Obama defended the administration’s budget this week, saying it puts “annual domestic spending on a path to become the smallest share of the economy since Dwight Eisenhower” was president more than 50 years ago. That reflects spending caps agreed to with the Republicans last year as part of a deal to raise the debt ceiling and covers discretionary outlays on everything from military equipment to school lunches.
The president also told the AP luncheon that he had put forward “a detailed plan that would reform and strengthen Medicare and Medicaid.” His proposals include requiring wealthier beneficiaries to pay higher premiums for health care beginning in 2017, and giving a board of experts more power to wring savings out of the programs.
Even with those steps, Medicare and Medicaid expenditures continue to climb as a share of the economy, though not as much as they would if they were left untouched, the White House budget shows. Medicare outlays increase to 5 percent of GDP in 2050 from 3.25 percent in 2011 while Medicaid spending increases to 3 percent from about 2 percent.
Ryan takes a different approach. He wants to provide fixed subsidies to seniors to either buy private health insurance or participate in Medicare, a move designed to harness competition to drive down costs. He would also lop $800 billion off Medicaid over the next decade.
Those cuts would reduce Medicaid’s share of the economy in the coming decades, but not Medicare’s, according to the CBO.
Waiting for Elections
Lawmakers probably won’t make any substantive progress toward taming the deficit until after the November elections, when the across-the board income tax cuts enacted under President George W. Bush will expire, the automatic spending reductions will be set to kick in, and the government once again nears the debt limit.
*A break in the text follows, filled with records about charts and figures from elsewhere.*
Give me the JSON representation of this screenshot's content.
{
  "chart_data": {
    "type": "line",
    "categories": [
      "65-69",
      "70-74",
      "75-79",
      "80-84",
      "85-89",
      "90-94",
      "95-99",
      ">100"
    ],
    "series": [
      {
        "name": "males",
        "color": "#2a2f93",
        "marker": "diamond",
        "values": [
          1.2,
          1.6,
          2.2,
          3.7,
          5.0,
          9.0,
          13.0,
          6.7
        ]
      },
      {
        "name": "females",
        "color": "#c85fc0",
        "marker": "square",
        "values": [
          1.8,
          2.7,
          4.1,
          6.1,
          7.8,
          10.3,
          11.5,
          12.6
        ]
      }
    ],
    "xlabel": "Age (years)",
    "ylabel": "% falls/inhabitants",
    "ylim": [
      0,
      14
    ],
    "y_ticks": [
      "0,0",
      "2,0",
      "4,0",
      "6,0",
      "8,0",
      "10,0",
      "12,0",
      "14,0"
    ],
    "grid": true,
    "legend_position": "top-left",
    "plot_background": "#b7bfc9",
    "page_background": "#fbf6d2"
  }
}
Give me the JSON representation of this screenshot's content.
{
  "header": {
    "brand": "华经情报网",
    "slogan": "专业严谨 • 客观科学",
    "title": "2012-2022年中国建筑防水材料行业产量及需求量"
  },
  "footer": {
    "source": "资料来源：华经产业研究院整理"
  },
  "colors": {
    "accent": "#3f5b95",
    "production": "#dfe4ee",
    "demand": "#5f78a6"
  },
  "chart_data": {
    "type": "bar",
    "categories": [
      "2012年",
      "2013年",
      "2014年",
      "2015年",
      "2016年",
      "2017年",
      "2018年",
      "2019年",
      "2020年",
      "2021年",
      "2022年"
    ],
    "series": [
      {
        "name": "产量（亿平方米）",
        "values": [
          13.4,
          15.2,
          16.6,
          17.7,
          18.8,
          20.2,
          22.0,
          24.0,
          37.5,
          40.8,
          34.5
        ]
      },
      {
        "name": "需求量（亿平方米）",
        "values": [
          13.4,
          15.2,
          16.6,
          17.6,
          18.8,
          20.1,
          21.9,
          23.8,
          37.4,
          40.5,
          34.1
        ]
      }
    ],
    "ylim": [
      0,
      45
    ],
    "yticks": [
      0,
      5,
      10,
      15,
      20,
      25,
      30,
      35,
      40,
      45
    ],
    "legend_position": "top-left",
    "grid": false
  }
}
Both sides are focused instead on wooing voters, seeking to gain a stronger hand in the elections for negotiations.
It won’t be easy. More than 4 out of 5 Americans oppose scaling back Medicare benefits to help narrow the federal budget deficit, according to a Bloomberg-Washington Post national poll conducted last October.
The two parties are taking opposite approaches, with Republicans betting voters’ concern with government red ink will outweigh their desire to maintain popular programs at current levels. Democrats are gambling it’s better to avoid spelling out what they’d do to reduce long-term deficits.